A PBS film traces the history of the environmental movement and the origins of the first Earth Day and assesses how far we’ve come and how little ground we’ve gained.
The PBS American Experience film Earth Days came out last year, but its message is enduring. The film, by award-winning documentary filmmaker Robert Stone, takes viewers back to the origins of Earth Day and the birth of the environmental movement. It goes back to the environmental movement’s first pioneers, those who were active long before Leonardo DiCaprio went green. People like Population Bomb author Paul Ehrlich, Whole Earth catalog founder Stewart Brand and renewable energy pioneer Hunter Lovins.

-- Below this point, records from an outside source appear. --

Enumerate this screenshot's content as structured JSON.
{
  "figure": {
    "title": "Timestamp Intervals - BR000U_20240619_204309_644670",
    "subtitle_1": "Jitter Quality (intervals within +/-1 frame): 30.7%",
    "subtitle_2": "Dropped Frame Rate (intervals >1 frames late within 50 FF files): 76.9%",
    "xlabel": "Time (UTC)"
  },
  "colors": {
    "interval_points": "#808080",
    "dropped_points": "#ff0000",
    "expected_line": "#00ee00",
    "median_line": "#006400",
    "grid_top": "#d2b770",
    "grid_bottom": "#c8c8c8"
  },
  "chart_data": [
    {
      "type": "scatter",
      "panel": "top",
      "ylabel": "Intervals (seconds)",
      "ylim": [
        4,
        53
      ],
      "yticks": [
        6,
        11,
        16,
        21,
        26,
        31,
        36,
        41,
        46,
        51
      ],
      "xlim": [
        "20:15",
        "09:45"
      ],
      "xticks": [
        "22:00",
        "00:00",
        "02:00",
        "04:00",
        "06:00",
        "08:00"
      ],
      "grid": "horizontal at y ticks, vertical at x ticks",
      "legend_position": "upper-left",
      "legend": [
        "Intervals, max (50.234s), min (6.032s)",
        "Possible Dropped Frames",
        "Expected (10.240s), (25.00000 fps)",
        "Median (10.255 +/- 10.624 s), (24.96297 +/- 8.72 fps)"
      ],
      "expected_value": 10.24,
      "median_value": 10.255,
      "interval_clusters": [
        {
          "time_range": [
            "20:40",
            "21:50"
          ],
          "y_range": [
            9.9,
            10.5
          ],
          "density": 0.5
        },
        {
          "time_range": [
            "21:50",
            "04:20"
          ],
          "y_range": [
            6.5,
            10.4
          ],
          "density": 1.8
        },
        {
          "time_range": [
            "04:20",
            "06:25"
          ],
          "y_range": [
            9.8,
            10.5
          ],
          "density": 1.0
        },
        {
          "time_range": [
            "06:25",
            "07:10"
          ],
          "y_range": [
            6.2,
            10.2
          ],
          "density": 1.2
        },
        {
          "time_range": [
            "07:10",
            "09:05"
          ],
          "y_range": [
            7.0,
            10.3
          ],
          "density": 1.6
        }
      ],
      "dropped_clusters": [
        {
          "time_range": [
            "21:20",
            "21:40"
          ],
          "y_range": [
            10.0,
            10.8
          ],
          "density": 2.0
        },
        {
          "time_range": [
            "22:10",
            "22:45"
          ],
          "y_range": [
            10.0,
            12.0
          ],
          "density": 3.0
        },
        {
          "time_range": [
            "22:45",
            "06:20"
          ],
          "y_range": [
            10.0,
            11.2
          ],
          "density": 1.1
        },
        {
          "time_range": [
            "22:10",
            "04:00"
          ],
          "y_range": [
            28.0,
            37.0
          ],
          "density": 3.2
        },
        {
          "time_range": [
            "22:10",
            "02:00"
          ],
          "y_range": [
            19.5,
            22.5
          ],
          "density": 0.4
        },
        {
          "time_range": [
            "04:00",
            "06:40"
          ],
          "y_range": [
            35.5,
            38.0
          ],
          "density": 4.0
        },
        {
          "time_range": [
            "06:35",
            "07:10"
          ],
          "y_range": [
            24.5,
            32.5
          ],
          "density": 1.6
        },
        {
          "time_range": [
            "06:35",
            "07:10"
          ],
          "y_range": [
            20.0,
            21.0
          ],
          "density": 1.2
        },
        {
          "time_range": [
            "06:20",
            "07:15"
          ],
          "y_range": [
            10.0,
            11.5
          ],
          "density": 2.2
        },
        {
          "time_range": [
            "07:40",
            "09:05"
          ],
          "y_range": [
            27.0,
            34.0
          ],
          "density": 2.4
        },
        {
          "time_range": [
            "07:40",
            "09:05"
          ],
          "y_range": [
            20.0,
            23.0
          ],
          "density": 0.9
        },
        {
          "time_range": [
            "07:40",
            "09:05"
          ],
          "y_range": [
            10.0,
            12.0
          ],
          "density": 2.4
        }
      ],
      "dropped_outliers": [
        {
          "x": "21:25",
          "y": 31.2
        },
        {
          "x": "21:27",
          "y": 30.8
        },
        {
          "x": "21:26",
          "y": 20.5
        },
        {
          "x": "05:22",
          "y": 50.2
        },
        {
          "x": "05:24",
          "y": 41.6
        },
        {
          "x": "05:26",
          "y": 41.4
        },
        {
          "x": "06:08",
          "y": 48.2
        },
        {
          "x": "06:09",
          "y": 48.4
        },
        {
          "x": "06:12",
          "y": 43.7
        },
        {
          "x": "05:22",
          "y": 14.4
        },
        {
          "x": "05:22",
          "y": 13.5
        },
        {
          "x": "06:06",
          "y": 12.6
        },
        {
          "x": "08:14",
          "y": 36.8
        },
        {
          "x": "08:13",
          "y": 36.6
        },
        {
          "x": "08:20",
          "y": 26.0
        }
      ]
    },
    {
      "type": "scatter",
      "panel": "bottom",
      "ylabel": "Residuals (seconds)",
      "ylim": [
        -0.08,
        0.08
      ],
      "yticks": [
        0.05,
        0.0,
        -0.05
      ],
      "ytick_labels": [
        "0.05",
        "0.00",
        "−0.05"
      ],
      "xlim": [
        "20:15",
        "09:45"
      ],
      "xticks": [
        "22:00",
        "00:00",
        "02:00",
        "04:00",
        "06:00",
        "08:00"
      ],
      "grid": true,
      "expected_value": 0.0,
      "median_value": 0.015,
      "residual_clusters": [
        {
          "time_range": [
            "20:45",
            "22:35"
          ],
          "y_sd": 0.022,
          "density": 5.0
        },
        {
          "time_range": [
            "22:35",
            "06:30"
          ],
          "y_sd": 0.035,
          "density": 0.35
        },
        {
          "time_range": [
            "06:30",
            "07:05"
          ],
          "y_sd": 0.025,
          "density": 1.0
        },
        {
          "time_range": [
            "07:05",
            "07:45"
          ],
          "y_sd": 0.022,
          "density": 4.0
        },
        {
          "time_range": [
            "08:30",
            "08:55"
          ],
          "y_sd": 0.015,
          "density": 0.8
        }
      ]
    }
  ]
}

It examines the popular green uprising that colored the 1970s and the many legislative battles that were fought and won to protect the nation’s air, water and wildlife.

Only in looking back to that first national teach-in about the environment, held on April 22, 1969, when more than 20 million Americans participated in celebrations and demonstrations in support of political action to protect the environment, are we able to appreciate how far we have come in terms of environmental awareness, and how short-changed we have been in terms of real progress on environmental issues.

Writes PBS about the film: “Earth Days is both a poetic meditation on man’s complex relationship with nature and an engaging history of the revolutionary achievements — and missed opportunities — of groundbreaking eco-activism.”